The highest level of abstraction is a set of utilities that iterate through dendrogram structures, and extract an ensemble of semantically rich quantities for all sructures (level 2).
- Flux-like : The sum of the pixel values
- Location-like : Intensity-weighted centroid
- Extent-like : Intensity-weighted second moments, along each axis and covariances of the same.
- Derived Quantities
- Position angle, major and minor axes (from diagonalizing the covariance tensor)
- Equivalent rotations in the third dimension (corresponding to velocity gradients in PPV case)
- Surface Area / Perimeter (optional, not currently implemented)
- Volume / Area (optional, not currently implemented)
Semantically, we should probably avoid analysis specific vocabulary in the "Basic Quantities" layer and refer to them as things like Moment0
for the integrated flux and Moment2
for n x n dimensional covariance matrix (for n dimensions).
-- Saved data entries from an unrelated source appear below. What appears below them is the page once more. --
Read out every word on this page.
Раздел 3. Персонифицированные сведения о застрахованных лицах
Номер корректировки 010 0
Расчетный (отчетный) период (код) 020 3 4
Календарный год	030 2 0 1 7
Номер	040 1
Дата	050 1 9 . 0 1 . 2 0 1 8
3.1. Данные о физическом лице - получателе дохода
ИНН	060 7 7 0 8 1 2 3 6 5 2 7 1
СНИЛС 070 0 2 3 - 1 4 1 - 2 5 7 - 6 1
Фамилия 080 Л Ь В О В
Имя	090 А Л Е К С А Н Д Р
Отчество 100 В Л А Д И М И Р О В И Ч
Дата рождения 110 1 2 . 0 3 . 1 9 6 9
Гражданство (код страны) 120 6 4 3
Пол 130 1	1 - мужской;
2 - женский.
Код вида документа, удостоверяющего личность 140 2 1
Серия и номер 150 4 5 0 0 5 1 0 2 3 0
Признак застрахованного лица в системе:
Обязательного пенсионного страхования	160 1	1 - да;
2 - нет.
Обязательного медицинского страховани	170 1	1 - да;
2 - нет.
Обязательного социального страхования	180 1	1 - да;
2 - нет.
- deconvolved second moments (major / minor axes)
- radius : The geometric mean of the major and minor axes
- luminosity : intensity combined with distance
- mass : Usually, approximated by applying a conversion factor to the flux
- virial parameter
- pressure
- n.b. Most analyses will require including additional fields in the analysis framework.
- gravitational potential
- kinetic energies
The same as above, though we can measure a 3D orientation vector, the extents along all 3 principle axes, and rely external velocity information for velocity dispersion, virial parameter, and pressure
These quantities can be computed for any collection of voxels. The most natural collection of voxels is each leaf/branch. However, we should also be able to sample these quantities at different contour levels within a leaf/branch.
There is some tension between analysis that makes the most sense for PPV spectral data cubes, versus more generic cases. We should strive for a natural API to address PP maps, PPV spectral data cubes, and PPP simulation data. These might need to be separate classes.
The original "levelprops" code considers three paradigms for dealing with how structures are truncated: The "bijection" paradigm assumes that a structure has a sharp boundary, and all of the emission interior to the boundary belongs to the structure. The "clipping" paradigm assumes that a structure has a sharp boundary, and only the emission above the contour level of the boundary is part of the structure. The "extrapolation" paradigm assumes that a structure extends beyond the boundary.
EWR: I think the "clipping" approach is not useful to be ported into the python analysis. In most use cases, it's not physical. The "extrapolation" approach is useful but the underlying mechanics of how to do the extrapolation are ill-explored. This utilized the cprops
framework, at present. It seems appropriate to implement "bijection" immediately and then worry about "extrapolation" at a later step in the development process.
One question to address: given the new implementation does not rely on a specific set of contour levels, what should be used for determining properties. Potentially, all the elements of the data set associated with the branch could be used.
I'm not yet sure what the interface should look like. Here are some options:
# or PPPCataloger, PPCataloger, ...
c = PPVCataloger(...wcs info, distance, etc...)
# extract all quantities for a given leaf or branch, optionally considering the subset above a given contour
# output is... a numpy record?
# could also specify a list of contours, returning a record array
property = c.extract(leaf_or_branch, contour=None)
#or
# same thing, but specify a boolean mask for more control over which voxels are/are not considered
property = c.extract(leaf_or_branch, mask=None)
The analysis of simulations suggests that whatever levelprops
-like functionality gets implemented will require the ability to apply the proposed analysis class to data sets other than the original.